Tips for Hunting at Night
One of the most rewarding experiences a hunter can have is to head out into the wilds and do some serious night hunting. If you are traditionally a day hunter, it’s important to realize that taking down a kill in the dark is an entirely different ball game. Night hunting requires an entirely different set of skills, knowledge, and even tools; if it’s something you want to try and need the inside scoop on how to get started, read on and we’ll give you our top tips for hunting safely and successfully.
First though, think about why you are deciding to hunt at night. Are you going predator hunting for something that’s easier to hunt at night such as coyote? Or are you just looking for a thrilling night hunting experience that you can tell all your fellow hunters about? Take the time to decide what it is you’re actually going after in dark, and what you’re looking to gain out the whole experience. Hunting in the dark is extremely hard if you have no plan of action or are kitted out with completely the wrong gear for the job.
Why You Should Night Hunt
Hunting in the day, especially for predators, is all about setting up your location, but at night, despite not having such a clear field of vision, the prey actually has the same disadvantage.
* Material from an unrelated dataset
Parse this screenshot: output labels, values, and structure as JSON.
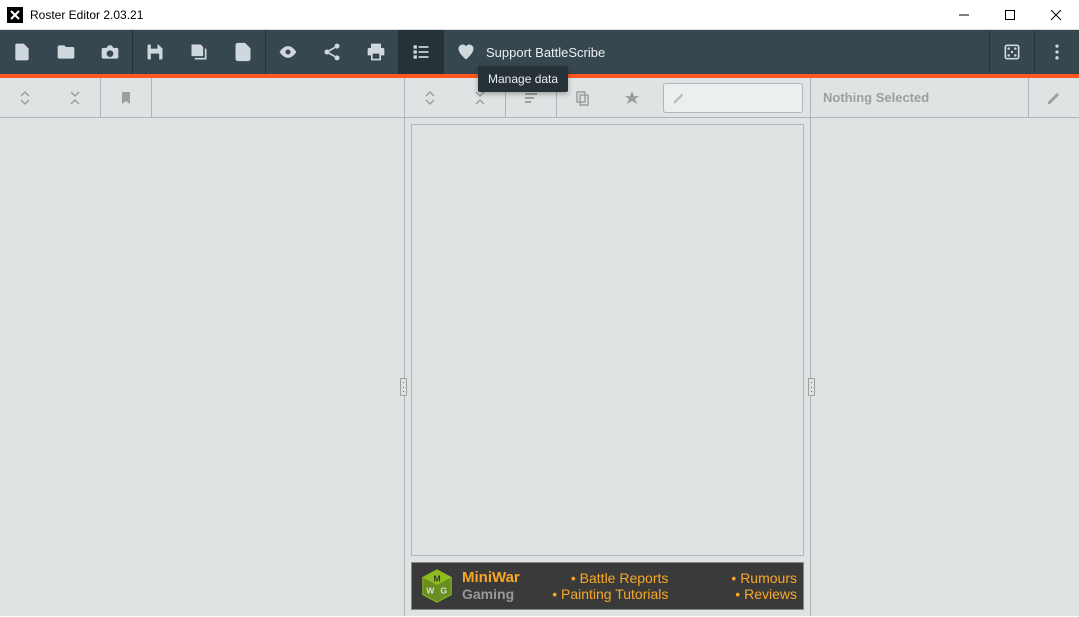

When day hunting, you can certainly break up your shape, or stay in cover, but if the animal gets a glimpse of you, game over. At night, our poorer quality sight is not made up for by your prey’s lack of clear vision.
Not only can you catch different critters at night, it is a whole new skill set that is in itself rewarding. If you want a real challenge, give it a go!
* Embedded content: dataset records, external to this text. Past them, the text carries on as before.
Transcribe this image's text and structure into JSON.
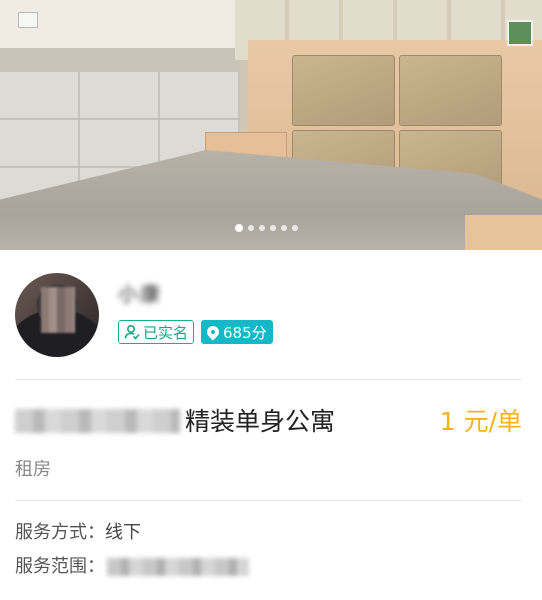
{
  "gallery": {
    "photo_icon": "bedroom-photo",
    "slide_count": 6,
    "active_slide": 1
  },
  "profile": {
    "username": "小康",
    "verified_label": "已实名",
    "verified_icon": "person-check-icon",
    "score_label": "685分",
    "score_icon": "drop-icon"
  },
  "listing": {
    "title": "精装单身公寓",
    "price": "1 元/单",
    "category": "租房",
    "service_mode_label": "服务方式：",
    "service_mode_value": "线下",
    "service_area_label": "服务范围："
  },
  "colors": {
    "price": "#f7b21a",
    "verified": "#15b18d",
    "score_bg": "#14b8c6"
  }
}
Getting the right lighting is the key to a successful night hunt. It’s not only about what kind of light you use, but also about how you position the light. Most hunters will use either a gun mounted light or a head torch because they allow you to have a full range of movement that they won’t get with a hand-held torch; it saves the need to pick up and put down your weapon every time something comes into sight.
But it is also important not to just choose a basic white light. Use either a green or red filter to diffuse the light and not spook your target. Green will give you a better distance, but red will impact your natural night vision less and also reflect well off your prey’s eyes.
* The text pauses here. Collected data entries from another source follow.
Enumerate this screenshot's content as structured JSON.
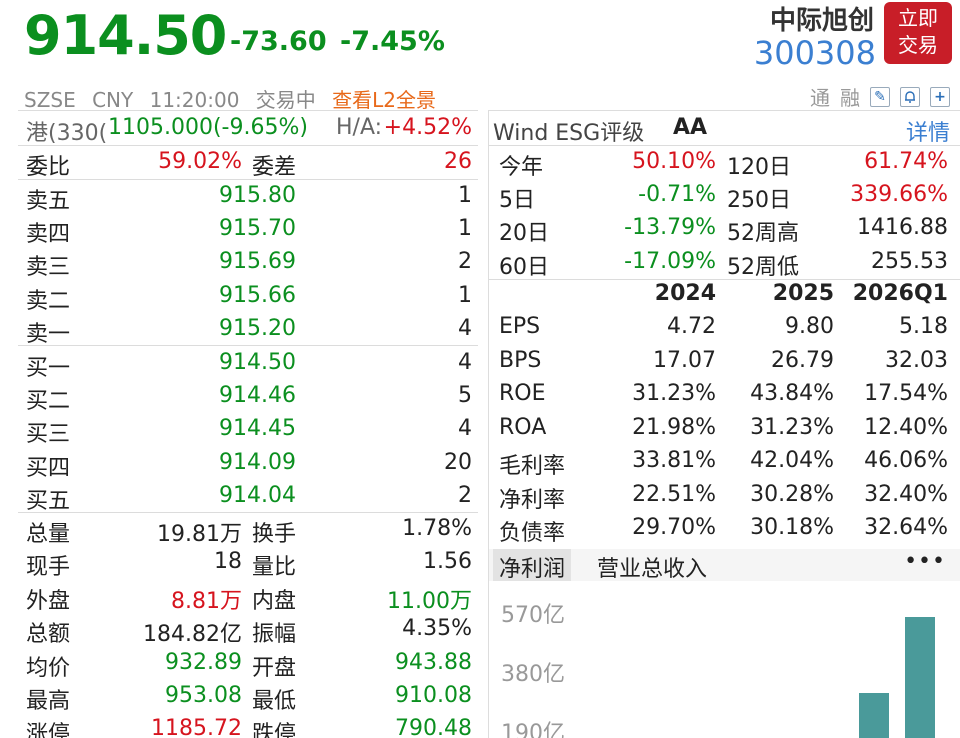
{
  "header": {
    "price": "914.50",
    "change": "-73.60",
    "change_pct": "-7.45%",
    "stock_name": "中际旭创",
    "stock_code": "300308",
    "trade_button_line1": "立即",
    "trade_button_line2": "交易",
    "exchange": "SZSE",
    "currency": "CNY",
    "time": "11:20:00",
    "status": "交易中",
    "l2_link": "查看L2全景",
    "tool_label1": "通",
    "tool_label2": "融"
  },
  "hk_row": {
    "label": "港(330(",
    "value": "1105.000(-9.65%)",
    "ha_label": "H/A:",
    "ha_value": "+4.52%"
  },
  "order_ratio": {
    "label1": "委比",
    "value1": "59.02%",
    "label2": "委差",
    "value2": "26"
  },
  "asks": [
    {
      "label": "卖五",
      "price": "915.80",
      "vol": "1"
    },
    {
      "label": "卖四",
      "price": "915.70",
      "vol": "1"
    },
    {
      "label": "卖三",
      "price": "915.69",
      "vol": "2"
    },
    {
      "label": "卖二",
      "price": "915.66",
      "vol": "1"
    },
    {
      "label": "卖一",
      "price": "915.20",
      "vol": "4"
    }
  ],
  "bids": [
    {
      "label": "买一",
      "price": "914.50",
      "vol": "4"
    },
    {
      "label": "买二",
      "price": "914.46",
      "vol": "5"
    },
    {
      "label": "买三",
      "price": "914.45",
      "vol": "4"
    },
    {
      "label": "买四",
      "price": "914.09",
      "vol": "20"
    },
    {
      "label": "买五",
      "price": "914.04",
      "vol": "2"
    }
  ],
  "stats": [
    {
      "l1": "总量",
      "v1": "19.81万",
      "l2": "换手",
      "v2": "1.78%"
    },
    {
      "l1": "现手",
      "v1": "18",
      "l2": "量比",
      "v2": "1.56"
    },
    {
      "l1": "外盘",
      "v1": "8.81万",
      "l2": "内盘",
      "v2": "11.00万"
    },
    {
      "l1": "总额",
      "v1": "184.82亿",
      "l2": "振幅",
      "v2": "4.35%"
    },
    {
      "l1": "均价",
      "v1": "932.89",
      "l2": "开盘",
      "v2": "943.88"
    },
    {
      "l1": "最高",
      "v1": "953.08",
      "l2": "最低",
      "v2": "910.08"
    },
    {
      "l1": "涨停",
      "v1": "1185.72",
      "l2": "跌停",
      "v2": "790.48"
    }
  ],
  "esg": {
    "label": "Wind ESG评级",
    "rating": "AA",
    "detail_link": "详情"
  },
  "performance": [
    {
      "l1": "今年",
      "v1": "50.10%",
      "l2": "120日",
      "v2": "61.74%"
    },
    {
      "l1": "5日",
      "v1": "-0.71%",
      "l2": "250日",
      "v2": "339.66%"
    },
    {
      "l1": "20日",
      "v1": "-13.79%",
      "l2": "52周高",
      "v2": "1416.88"
    },
    {
      "l1": "60日",
      "v1": "-17.09%",
      "l2": "52周低",
      "v2": "255.53"
    }
  ],
  "fin_headers": [
    "2024",
    "2025",
    "2026Q1"
  ],
  "financials": [
    {
      "label": "EPS",
      "values": [
        "4.72",
        "9.80",
        "5.18"
      ]
    },
    {
      "label": "BPS",
      "values": [
        "17.07",
        "26.79",
        "32.03"
      ]
    },
    {
      "label": "ROE",
      "values": [
        "31.23%",
        "43.84%",
        "17.54%"
      ]
    },
    {
      "label": "ROA",
      "values": [
        "21.98%",
        "31.23%",
        "12.40%"
      ]
    },
    {
      "label": "毛利率",
      "values": [
        "33.81%",
        "42.04%",
        "46.06%"
      ]
    },
    {
      "label": "净利率",
      "values": [
        "22.51%",
        "30.28%",
        "32.40%"
      ]
    },
    {
      "label": "负债率",
      "values": [
        "29.70%",
        "30.18%",
        "32.64%"
      ]
    }
  ],
  "tabs": {
    "net_profit": "净利润",
    "revenue": "营业总收入",
    "more": "•••"
  },
  "chart_axis": [
    "570亿",
    "380亿",
    "190亿"
  ],
  "colors": {
    "up": "#d6141e",
    "down": "#0b8f1f",
    "accent": "#3b7fd1",
    "bar": "#4a9a9a",
    "trade_button": "#c81e28"
  }
}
In terms of positioning, you want to ensure that any light you have is not reflecting back on you from white tree trunks or other obstructions; this can light you up for the animals and make them wary of approaching.
Unless you have a lot of local knowledge about where the animals wander in their regular routine, you’ll have to use a method of drawing them in. Callers (either electronic or mouth calls) can really help in making sure that you have a successful hunt. Some hunters prefer distress calls for night hunting, but be aware that you never quite know what will respond.
Coyotes and wild pigs are active at night, but so are bob-cats, so make sure that you don’t end up in a tricky situation where you could be in danger.
The people who know the land and layout best are those that own the land or live nearby. If you can ask a local about local trails and likely routes of animals, you’ll have a better shot of an encounter.
Getting the right location is absolutely on one of the key aspects involved in successful night hunting; not only for finding the prey, but also for safety. It is worth scouting out the area during the day t make sure there are no obstructions, no deep ditches that might trip you up, and of course, make sure that you can safely get to and from the site.
As with day hunting, patience is a key element to a successful hunt. This is even truer of night hunting. From sun-up to sun-down, you’ll get more likely targets, but at night, it is a question of maximizing your chances on the target you have. You really want to make sure that every shot you make is a clean kill because traipsing around a forest at night looking for an injured animal is the last thing any hunter (or animal) wants.
Try not to get into a “make or break” situation with your shots. Take your time and don’t fire until you are 100% certain that you have a clean kill shot. It takes patience and skill, but getting the right shot in the dark is far more satisfying than getting it during the day.
Above all, when hunting at night, put safety first. Follow your basic firearm safety protocols and be aware of your surroundings in the event of a miss; where will the bullet go? If you go with a group, it’s worth having a safety briefing first just to make sure everyone is aware of the added dangers.
Ready To Go?
Does all our tips make sense to you and apply to what you have in mind with your night hunting adventure? Just remember that if you’re not experienced with low light hunting, then it will take time to get to grips with it. As mentioned, gear is an essential factor in deciding how successful you end up. You have to get the right lighting for whatever it is you’re going in search of, as even the wrong color of light and you’ve wasted the full night for yourself.
Hunting at night is very rewarding, though it possesses even more dangers than hunting throughout the day. Make staying safe your number one priority, and always make sure you have at least one person with you on the night adventure.